Die in Kapitel 1 enthaltenen Grundsätze gelten nicht nur für die Abfertigung zum freien Verkehr, sondern auch in den Fällen, in denen eine in der EG befindliche Nichtgemeinschaftsware zu einem anderen Zollverfahren abgefertigt werden soll. Viele der Grundsätze sind insbesondere auch dann zu beachten, wenn ein Zollverfahren, bei dem die darin befindlichen Waren unter zollamtlicher Überwachung stehen, beendet wird. Als Beispiel möchte ich hier die Frist von 20 Tagen nennen, innerhalb derer nicht nur eine in die EG eingeführte, sondern auch eine innerhalb der EG dem Zoll zur Beendigung des Zolllagerverfahrens gestellte Ware eine neue zollrechtliche Bestimmung erhalten haben muss.
Einfuhrabfertigung
Die Einfuhr von Waren in die Europäische Gemeinschaft (EG) wird durch die Zollverwaltungen der EG-Mitgliedstaaten überwacht und abgewickelt. Rechtlicher Rahmen ist der EG-weit geltende Zollkodex (ZK) mit den zahlreichen dazu erlassenen gemeinschaftsrechtlichen Durchführungsverordnungen. Wichtige Verordnungen sind die Zollkodex-Durchführungsverordnung (ZK-DVO), die Zollbefreiungsverordnung und der EG-Zolltarif.
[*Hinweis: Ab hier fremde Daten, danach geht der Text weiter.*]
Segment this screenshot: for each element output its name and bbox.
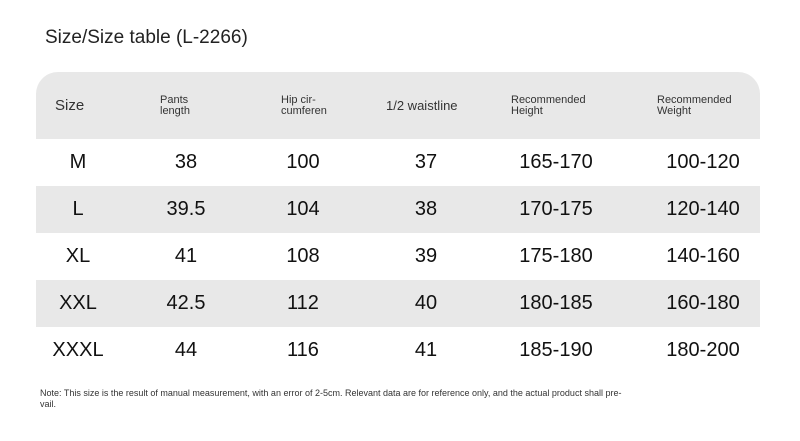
title: Size/Size table (L-2266) bbox=[45, 27, 248, 48]
size-table: Size Pants length Hip cir-cumferen 1/2 waist… bbox=[36, 72, 760, 374]
table-cell: 160-180 bbox=[666, 292, 740, 314]
table-cell: 38 bbox=[414, 198, 438, 220]
table-cell: 170-175 bbox=[519, 198, 593, 220]
header-row: Size Pants length Hip cir-cumferen 1/2 waist… bbox=[36, 72, 760, 139]
table-cell: 120-140 bbox=[666, 198, 740, 220]
table-cell: 42.5 bbox=[166, 292, 206, 314]
table-cell: 185-190 bbox=[519, 339, 593, 361]
header-cell: Hip cir-cumferen bbox=[281, 72, 327, 139]
table-cell: 100-120 bbox=[666, 151, 740, 173]
table-cell: 40 bbox=[414, 292, 438, 314]
table-cell: 41 bbox=[414, 339, 438, 361]
header-text: Weight bbox=[657, 104, 692, 117]
table-cell: 104 bbox=[286, 198, 320, 220]
table-cell: 180-185 bbox=[519, 292, 593, 314]
header-text: 1/2 waistline bbox=[386, 98, 458, 113]
header-text: Hip cir- bbox=[281, 93, 316, 106]
table-row: M 38 100 37 165-170 100-120 bbox=[36, 139, 760, 186]
header-text: Recommended bbox=[657, 93, 732, 106]
table-cell: 112 bbox=[287, 292, 319, 314]
table-row: XXXL 44 116 41 185-190 180-200 bbox=[36, 327, 760, 374]
table-cell: 180-200 bbox=[666, 339, 740, 361]
table-cell: 39.5 bbox=[166, 198, 206, 220]
note: Note: This size is the result of manual … bbox=[40, 388, 760, 410]
table-cell: 165-170 bbox=[519, 151, 593, 173]
note-line: vail. bbox=[40, 399, 57, 409]
table-cell: 140-160 bbox=[666, 245, 740, 267]
header-cell: Size bbox=[55, 72, 84, 139]
table-row: L 39.5 104 38 170-175 120-140 bbox=[36, 186, 760, 233]
header-text: Pants bbox=[160, 93, 189, 106]
table-cell: XL bbox=[65, 245, 91, 267]
table-cell: M bbox=[69, 151, 87, 173]
header-text: Size bbox=[55, 97, 85, 114]
header-text: cumferen bbox=[281, 104, 327, 117]
header-text: Height bbox=[511, 104, 543, 117]
table-row: XL 41 108 39 175-180 140-160 bbox=[36, 233, 760, 280]
header-cell: 1/2 waistline bbox=[386, 72, 458, 139]
table-row: XXL 42.5 112 40 180-185 160-180 bbox=[36, 280, 760, 327]
table-cell: 38 bbox=[174, 151, 198, 173]
header-text: Recommended bbox=[511, 93, 586, 106]
table-cell: XXL bbox=[59, 292, 97, 314]
table-cell: 41 bbox=[174, 245, 198, 267]
table-cell: XXXL bbox=[52, 339, 104, 361]
table-cell: 44 bbox=[174, 339, 198, 361]
table-cell: 116 bbox=[287, 339, 319, 361]
header-cell: Recommended Weight bbox=[657, 72, 732, 139]
header-cell: Recommended Height bbox=[511, 72, 586, 139]
table-cell: 100 bbox=[286, 151, 320, 173]
table-cell: 108 bbox=[286, 245, 320, 267]
table-cell: 39 bbox=[414, 245, 438, 267]
table-cell: L bbox=[72, 198, 84, 220]
table-cell: 175-180 bbox=[519, 245, 593, 267]
note-line: Note: This size is the result of manual … bbox=[40, 388, 622, 398]
header-text: length bbox=[160, 104, 190, 117]
header-cell: Pants length bbox=[160, 72, 190, 139]
table-cell: 37 bbox=[414, 151, 438, 173]
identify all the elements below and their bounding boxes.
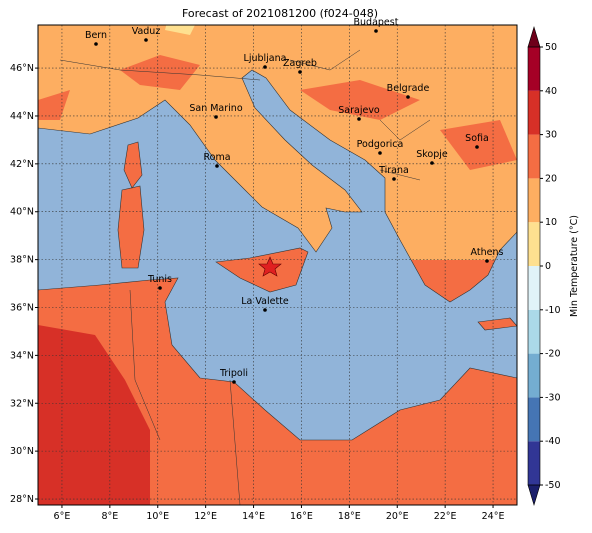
- colorbar-band: [528, 266, 540, 310]
- lat-tick-label: 40°N: [10, 207, 34, 218]
- colorbar-tick-label: 40: [545, 86, 557, 97]
- city-marker: [357, 117, 361, 121]
- city-marker: [298, 70, 302, 74]
- city-marker: [374, 29, 378, 33]
- grid: [38, 25, 517, 505]
- colorbar-band: [528, 222, 540, 266]
- city-marker: [232, 380, 236, 384]
- colorbar-band: [528, 134, 540, 179]
- map: [38, 25, 517, 505]
- lon-tick-label: 20°E: [386, 511, 409, 522]
- city-marker: [475, 145, 479, 149]
- lat-tick-label: 42°N: [10, 159, 34, 170]
- lat-tick-label: 36°N: [10, 302, 34, 313]
- city-label: Bern: [85, 30, 107, 41]
- lat-tick-label: 38°N: [10, 255, 34, 266]
- city-label: Athens: [471, 247, 504, 258]
- colorbar-tick-label: -50: [545, 480, 561, 491]
- lon-tick-label: 14°E: [242, 511, 265, 522]
- colorbar-band: [528, 397, 540, 442]
- city-label: Tripoli: [219, 368, 248, 379]
- lon-tick-label: 22°E: [434, 511, 457, 522]
- star-marker: [258, 256, 282, 277]
- colorbar-band: [528, 90, 540, 135]
- map-frame: [37, 24, 518, 506]
- colorbar-band: [528, 441, 540, 485]
- city-label: Sarajevo: [338, 105, 380, 116]
- lon-tick-label: 12°E: [194, 511, 217, 522]
- city-marker: [263, 65, 267, 69]
- city-marker: [263, 308, 267, 312]
- colorbar-extend: [527, 484, 541, 507]
- city-label: Vaduz: [132, 26, 161, 37]
- city-label: Belgrade: [387, 83, 430, 94]
- colorbar-tick-label: 50: [545, 42, 557, 53]
- city-label: Podgorica: [357, 139, 404, 150]
- colorbar-tick-label: 20: [545, 173, 557, 184]
- city-marker: [94, 42, 98, 46]
- colorbar-tick-label: -40: [545, 436, 561, 447]
- city-marker: [214, 115, 218, 119]
- sardinia: [117, 185, 145, 269]
- lat-tick-label: 30°N: [10, 446, 34, 457]
- lat-tick-label: 32°N: [10, 398, 34, 409]
- colorbar-tick-label: 30: [545, 130, 557, 141]
- lat-tick-label: 34°N: [10, 350, 34, 361]
- colorbar-extend: [527, 25, 541, 48]
- city-marker: [485, 259, 489, 263]
- corsica: [123, 141, 143, 189]
- colorbar-tick-label: -10: [545, 305, 561, 316]
- sicily: [215, 247, 309, 293]
- lon-tick-label: 24°E: [482, 511, 505, 522]
- lon-tick-label: 16°E: [290, 511, 313, 522]
- city-label: Tirana: [378, 165, 409, 176]
- colorbar-band: [528, 353, 540, 398]
- colorbar-label: Min Temperature (°C): [569, 215, 580, 317]
- colorbar-tick-label: 10: [545, 217, 557, 228]
- city-marker: [406, 95, 410, 99]
- city-marker: [215, 164, 219, 168]
- lon-tick-label: 6°E: [54, 511, 71, 522]
- colorbar-tick-label: 0: [545, 261, 551, 272]
- cool-patch: [165, 25, 195, 35]
- city-label: Budapest: [354, 17, 399, 28]
- city-marker: [430, 161, 434, 165]
- city-label: Roma: [203, 152, 230, 163]
- lon-tick-label: 10°E: [146, 511, 169, 522]
- lat-tick-label: 44°N: [10, 111, 34, 122]
- city-label: Sofia: [465, 133, 489, 144]
- city-label: Skopje: [416, 149, 448, 160]
- colorbar-tick-label: -20: [545, 349, 561, 360]
- city-label: Ljubljana: [244, 53, 287, 64]
- border: [59, 49, 431, 505]
- lon-tick-label: 18°E: [338, 511, 361, 522]
- warm-patch: [38, 55, 517, 170]
- city-marker: [378, 151, 382, 155]
- city-marker: [392, 177, 396, 181]
- city-label: Tunis: [147, 274, 172, 285]
- city-marker: [158, 286, 162, 290]
- crete: [477, 317, 517, 331]
- colorbar-tick-label: -30: [545, 392, 561, 403]
- title: Forecast of 2021081200 (f024-048): [182, 7, 378, 20]
- colorbar-band: [528, 309, 540, 354]
- city-label: La Valette: [241, 296, 289, 307]
- colorbar-band: [528, 178, 540, 223]
- lat-tick-label: 46°N: [10, 63, 34, 74]
- lat-tick-label: 28°N: [10, 494, 34, 505]
- hot-region: [38, 325, 150, 505]
- lon-tick-label: 8°E: [101, 511, 118, 522]
- city-label: Zagreb: [283, 58, 317, 69]
- city-label: San Marino: [189, 103, 242, 114]
- colorbar-band: [528, 47, 540, 91]
- city-marker: [144, 38, 148, 42]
Zusätzlich zum Gemeinschaftsrecht existieren nationale Vorschriften, die zum einen ergänzende Regelungen zum EG-Zollrecht enthalten und zum anderen nicht im EG-Zollrecht behandelte Bereiche regeln. Wichtige deutsche Zollvorschriften sind das Zollverwaltungsgesetz (ZollVG) und die Zollverordnung (ZollV). Im Zweifel hat das Gemeinschaftsrecht gegenüber dem nationalen Zollrecht immer Anwendungsvorrang.
Neben den Zollvorschriften sind bei der Einfuhr zahlreiche weitere Vorschriften zu beachten. Es ist sinnvoll, dass die diesbezügliche Abwicklung und Überwachung durch den Zoll erfolgt, da dieser alle Einfuhren bereits für Zollzwecke erfasst und überwacht. Nicht zum Zollrecht gehörende Vorschriften sind z. B. das Außenwirtschaftsgesetz (AWG), das Umsatzsteuergesetz (UStG), die Verbrauchsteuergesetze sowie diverse Vorschriften mit Einfuhr-, Ausfuhr- oder Durchfuhrverboten und -beschränkungen.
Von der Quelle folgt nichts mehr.